Nippon Steel’s Vice Chairman Takahiro Mori is planning to return to the United States this week for more talks regarding the proposed $14.9 billion acquisition of U.S. Steel. The visit comes just weeks after Mori’s previous trip to the U.S. from May 20-26, highlighting the company’s efforts to close the deal amid growing regulatory scrutiny and political opposition.
The proposed acquisition would give Nippon Steel greater access to the lucrative U.S. market and further its long-term financial goals.
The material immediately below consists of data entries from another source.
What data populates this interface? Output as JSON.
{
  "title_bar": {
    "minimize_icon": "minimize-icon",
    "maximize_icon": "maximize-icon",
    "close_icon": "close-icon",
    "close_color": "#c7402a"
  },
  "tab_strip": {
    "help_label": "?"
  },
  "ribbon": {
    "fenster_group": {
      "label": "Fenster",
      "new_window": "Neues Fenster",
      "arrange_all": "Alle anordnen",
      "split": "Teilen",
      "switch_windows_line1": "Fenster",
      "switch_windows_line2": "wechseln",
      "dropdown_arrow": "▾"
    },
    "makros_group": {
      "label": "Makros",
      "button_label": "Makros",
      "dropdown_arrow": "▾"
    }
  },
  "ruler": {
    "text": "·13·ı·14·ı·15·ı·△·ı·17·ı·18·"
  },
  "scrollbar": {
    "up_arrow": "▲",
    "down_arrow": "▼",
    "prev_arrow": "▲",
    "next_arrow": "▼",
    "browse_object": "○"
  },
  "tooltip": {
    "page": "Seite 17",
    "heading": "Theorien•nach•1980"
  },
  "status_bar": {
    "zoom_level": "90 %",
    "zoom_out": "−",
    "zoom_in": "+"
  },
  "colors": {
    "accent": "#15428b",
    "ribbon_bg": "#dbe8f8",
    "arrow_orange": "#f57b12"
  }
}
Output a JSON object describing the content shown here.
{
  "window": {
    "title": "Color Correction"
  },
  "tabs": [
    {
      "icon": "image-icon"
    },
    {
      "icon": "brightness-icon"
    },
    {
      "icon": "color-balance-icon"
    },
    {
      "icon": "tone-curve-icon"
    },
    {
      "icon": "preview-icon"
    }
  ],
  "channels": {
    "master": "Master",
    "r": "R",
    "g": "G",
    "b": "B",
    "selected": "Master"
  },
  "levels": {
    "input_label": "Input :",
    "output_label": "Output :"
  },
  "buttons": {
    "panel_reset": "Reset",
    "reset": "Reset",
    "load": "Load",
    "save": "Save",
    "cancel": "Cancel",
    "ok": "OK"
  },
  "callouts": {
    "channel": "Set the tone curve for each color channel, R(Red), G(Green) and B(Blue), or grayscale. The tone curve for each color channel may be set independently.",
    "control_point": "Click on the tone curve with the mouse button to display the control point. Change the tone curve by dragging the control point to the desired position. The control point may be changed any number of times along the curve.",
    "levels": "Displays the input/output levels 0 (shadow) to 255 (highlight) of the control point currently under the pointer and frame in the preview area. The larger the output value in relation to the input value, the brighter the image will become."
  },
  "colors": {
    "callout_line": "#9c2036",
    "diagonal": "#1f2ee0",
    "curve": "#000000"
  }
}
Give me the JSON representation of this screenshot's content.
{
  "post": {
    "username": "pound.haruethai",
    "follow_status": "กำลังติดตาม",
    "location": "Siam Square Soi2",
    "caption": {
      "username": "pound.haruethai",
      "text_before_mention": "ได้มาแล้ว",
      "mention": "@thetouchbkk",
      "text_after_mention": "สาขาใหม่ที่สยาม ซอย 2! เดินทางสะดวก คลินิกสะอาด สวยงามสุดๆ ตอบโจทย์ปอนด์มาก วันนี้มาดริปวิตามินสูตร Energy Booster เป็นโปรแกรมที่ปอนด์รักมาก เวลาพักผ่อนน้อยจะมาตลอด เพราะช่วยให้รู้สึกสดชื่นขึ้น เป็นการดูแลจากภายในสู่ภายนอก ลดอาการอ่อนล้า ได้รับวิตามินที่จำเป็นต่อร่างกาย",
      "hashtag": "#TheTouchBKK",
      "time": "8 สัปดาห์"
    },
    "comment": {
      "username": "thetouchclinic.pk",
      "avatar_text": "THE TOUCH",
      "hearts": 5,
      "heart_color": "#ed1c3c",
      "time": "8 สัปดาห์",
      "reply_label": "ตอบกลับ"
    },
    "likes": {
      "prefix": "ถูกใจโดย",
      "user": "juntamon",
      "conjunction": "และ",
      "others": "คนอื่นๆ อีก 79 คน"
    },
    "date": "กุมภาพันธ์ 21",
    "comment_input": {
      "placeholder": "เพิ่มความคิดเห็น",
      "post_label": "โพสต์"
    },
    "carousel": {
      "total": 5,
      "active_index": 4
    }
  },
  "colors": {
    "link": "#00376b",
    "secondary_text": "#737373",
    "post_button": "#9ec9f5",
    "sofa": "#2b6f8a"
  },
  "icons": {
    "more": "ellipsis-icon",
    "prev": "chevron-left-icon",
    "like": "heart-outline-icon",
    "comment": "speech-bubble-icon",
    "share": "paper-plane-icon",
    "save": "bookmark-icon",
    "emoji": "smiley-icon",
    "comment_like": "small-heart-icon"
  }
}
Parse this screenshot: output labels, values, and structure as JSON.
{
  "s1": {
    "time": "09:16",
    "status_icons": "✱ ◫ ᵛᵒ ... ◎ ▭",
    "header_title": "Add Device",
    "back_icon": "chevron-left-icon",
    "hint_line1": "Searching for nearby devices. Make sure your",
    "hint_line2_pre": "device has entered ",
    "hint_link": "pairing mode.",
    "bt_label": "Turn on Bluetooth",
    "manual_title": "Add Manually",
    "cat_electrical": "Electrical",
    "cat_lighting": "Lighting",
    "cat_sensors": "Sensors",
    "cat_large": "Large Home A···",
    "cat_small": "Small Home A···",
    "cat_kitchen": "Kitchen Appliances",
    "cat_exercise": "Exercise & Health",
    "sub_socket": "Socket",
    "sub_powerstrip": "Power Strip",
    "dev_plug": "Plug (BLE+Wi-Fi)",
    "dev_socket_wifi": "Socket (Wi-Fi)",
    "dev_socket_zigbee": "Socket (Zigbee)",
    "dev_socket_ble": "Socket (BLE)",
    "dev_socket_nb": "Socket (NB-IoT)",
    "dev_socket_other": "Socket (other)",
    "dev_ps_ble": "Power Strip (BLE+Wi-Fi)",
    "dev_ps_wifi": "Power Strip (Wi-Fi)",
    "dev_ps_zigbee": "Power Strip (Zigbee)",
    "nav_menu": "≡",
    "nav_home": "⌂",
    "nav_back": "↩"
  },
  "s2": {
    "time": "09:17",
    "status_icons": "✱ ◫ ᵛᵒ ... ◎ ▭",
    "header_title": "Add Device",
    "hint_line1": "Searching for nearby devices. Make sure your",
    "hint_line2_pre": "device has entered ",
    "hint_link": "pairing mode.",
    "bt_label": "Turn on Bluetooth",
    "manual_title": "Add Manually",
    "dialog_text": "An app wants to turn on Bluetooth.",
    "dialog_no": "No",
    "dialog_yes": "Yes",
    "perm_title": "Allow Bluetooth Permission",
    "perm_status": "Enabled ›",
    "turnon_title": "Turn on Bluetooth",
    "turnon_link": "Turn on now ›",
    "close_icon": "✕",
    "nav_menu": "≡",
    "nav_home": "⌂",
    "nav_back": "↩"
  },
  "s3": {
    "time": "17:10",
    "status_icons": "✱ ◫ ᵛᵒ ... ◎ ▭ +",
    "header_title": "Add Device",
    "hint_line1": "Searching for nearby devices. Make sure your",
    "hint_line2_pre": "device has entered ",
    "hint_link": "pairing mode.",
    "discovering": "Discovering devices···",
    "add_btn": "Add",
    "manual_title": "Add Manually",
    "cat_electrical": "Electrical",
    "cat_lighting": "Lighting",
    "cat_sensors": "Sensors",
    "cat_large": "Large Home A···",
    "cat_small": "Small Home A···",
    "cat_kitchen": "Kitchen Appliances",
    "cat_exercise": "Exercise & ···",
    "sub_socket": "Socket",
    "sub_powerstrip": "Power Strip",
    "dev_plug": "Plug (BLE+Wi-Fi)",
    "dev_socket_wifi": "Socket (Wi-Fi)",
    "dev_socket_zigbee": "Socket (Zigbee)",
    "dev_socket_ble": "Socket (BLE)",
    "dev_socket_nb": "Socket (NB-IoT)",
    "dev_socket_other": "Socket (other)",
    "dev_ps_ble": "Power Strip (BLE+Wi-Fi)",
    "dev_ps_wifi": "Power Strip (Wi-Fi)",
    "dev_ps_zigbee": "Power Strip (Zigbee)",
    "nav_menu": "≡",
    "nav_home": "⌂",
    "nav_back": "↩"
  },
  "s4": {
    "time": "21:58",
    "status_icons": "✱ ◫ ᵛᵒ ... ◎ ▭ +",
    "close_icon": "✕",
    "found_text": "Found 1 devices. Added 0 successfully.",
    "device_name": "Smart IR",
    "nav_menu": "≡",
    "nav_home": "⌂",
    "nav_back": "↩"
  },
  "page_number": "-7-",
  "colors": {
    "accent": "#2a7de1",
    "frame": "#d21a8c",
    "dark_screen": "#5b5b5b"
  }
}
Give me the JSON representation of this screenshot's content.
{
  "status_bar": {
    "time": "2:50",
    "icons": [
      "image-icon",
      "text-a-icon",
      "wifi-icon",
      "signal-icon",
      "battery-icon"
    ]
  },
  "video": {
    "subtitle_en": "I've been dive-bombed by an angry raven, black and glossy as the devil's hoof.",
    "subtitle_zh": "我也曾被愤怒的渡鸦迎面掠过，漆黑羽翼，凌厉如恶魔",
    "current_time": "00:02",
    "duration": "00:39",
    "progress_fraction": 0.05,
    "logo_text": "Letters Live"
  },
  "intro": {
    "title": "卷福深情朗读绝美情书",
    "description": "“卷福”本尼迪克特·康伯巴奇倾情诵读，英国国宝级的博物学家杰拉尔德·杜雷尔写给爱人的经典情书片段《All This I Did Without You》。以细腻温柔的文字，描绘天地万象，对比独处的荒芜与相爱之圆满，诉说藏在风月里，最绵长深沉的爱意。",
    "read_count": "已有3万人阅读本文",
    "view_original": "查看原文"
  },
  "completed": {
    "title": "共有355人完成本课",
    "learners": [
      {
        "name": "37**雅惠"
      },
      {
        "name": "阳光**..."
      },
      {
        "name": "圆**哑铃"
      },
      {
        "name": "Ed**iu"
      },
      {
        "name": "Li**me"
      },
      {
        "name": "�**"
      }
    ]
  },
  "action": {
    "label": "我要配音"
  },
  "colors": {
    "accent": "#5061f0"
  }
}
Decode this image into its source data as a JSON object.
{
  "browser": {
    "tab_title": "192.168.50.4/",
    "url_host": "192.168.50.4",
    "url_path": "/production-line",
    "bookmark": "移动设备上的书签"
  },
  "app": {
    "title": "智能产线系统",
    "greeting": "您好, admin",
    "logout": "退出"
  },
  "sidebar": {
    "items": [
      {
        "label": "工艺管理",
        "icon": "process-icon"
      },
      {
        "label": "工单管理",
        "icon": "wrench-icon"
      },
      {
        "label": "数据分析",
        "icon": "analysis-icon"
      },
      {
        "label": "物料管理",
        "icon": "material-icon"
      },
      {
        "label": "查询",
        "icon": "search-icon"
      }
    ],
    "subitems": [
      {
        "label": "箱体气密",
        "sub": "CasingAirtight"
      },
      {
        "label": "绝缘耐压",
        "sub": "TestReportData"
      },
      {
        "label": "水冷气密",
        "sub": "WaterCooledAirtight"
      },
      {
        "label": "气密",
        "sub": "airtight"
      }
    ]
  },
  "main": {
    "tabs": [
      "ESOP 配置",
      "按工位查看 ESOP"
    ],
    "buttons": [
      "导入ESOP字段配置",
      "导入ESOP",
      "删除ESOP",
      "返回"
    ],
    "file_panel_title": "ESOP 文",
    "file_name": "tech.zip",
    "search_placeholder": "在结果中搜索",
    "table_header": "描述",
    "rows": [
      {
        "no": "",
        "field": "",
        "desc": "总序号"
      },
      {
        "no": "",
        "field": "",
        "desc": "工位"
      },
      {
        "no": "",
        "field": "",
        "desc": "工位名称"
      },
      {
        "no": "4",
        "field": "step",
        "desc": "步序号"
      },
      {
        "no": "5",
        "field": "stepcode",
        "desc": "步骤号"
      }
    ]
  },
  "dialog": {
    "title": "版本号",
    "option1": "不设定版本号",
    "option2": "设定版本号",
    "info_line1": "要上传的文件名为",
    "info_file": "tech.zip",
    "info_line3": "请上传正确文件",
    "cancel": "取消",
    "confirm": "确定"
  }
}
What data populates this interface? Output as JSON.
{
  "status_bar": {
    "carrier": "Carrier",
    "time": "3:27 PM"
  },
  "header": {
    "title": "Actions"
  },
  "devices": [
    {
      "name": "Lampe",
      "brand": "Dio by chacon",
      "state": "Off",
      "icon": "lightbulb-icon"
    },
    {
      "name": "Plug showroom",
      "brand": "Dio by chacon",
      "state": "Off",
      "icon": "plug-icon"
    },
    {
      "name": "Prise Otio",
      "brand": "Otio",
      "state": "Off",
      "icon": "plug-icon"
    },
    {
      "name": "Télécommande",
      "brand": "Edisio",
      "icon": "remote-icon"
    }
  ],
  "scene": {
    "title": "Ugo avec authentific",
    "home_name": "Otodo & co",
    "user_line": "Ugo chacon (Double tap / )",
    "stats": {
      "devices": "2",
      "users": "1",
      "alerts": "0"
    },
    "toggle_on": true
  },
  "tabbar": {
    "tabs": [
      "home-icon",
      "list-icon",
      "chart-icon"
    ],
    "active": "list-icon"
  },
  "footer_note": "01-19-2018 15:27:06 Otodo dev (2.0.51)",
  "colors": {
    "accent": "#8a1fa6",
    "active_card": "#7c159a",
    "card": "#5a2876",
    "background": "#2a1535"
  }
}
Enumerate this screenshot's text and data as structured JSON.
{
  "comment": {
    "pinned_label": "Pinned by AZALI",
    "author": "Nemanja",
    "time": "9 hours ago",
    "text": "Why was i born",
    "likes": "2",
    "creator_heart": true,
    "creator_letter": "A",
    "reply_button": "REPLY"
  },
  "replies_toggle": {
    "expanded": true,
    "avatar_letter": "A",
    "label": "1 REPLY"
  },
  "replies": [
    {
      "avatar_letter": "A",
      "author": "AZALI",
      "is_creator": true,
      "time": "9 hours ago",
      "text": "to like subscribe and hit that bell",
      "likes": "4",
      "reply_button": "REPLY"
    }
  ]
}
However, the deal faces resistance from President Joe Biden, who wants U.S. Steel to remain domestically owned, as well as objections from the powerful United Steelworkers (USW) union over fears of job losses.
Despite these challenges, Nippon Steel has received all regulatory approvals outside of the United States for the merger. During his previous trip, Mori met with business and political leaders, including four U.S. senators, as well as community leaders in Pennsylvania, where U.S. Steel is based.
Mori stated that Nippon Steel might consider selling some assets if required by U.S. regulators to approve the deal. However, he downplayed the likelihood of any asset sales, saying, “I do not think this is necessary for this deal’s closure.”
Mori pointed to Nippon Steel’s 2011 takeover of U.S. company Standard Steel as an example of what the U.S. Steel purchase could achieve. He noted that Standard Steel became profitable in 2013 after the deal, and has continued to be successful through technology transfers and the dispatch of highly qualified engineers from Japan.
The proposed acquisition of U.S. Steel is a crucial step for Nippon Steel as it seeks to expand its presence in the lucrative U.S. market. The company’s efforts to navigate the regulatory and political landscape in the United States will be closely watched in the coming weeks.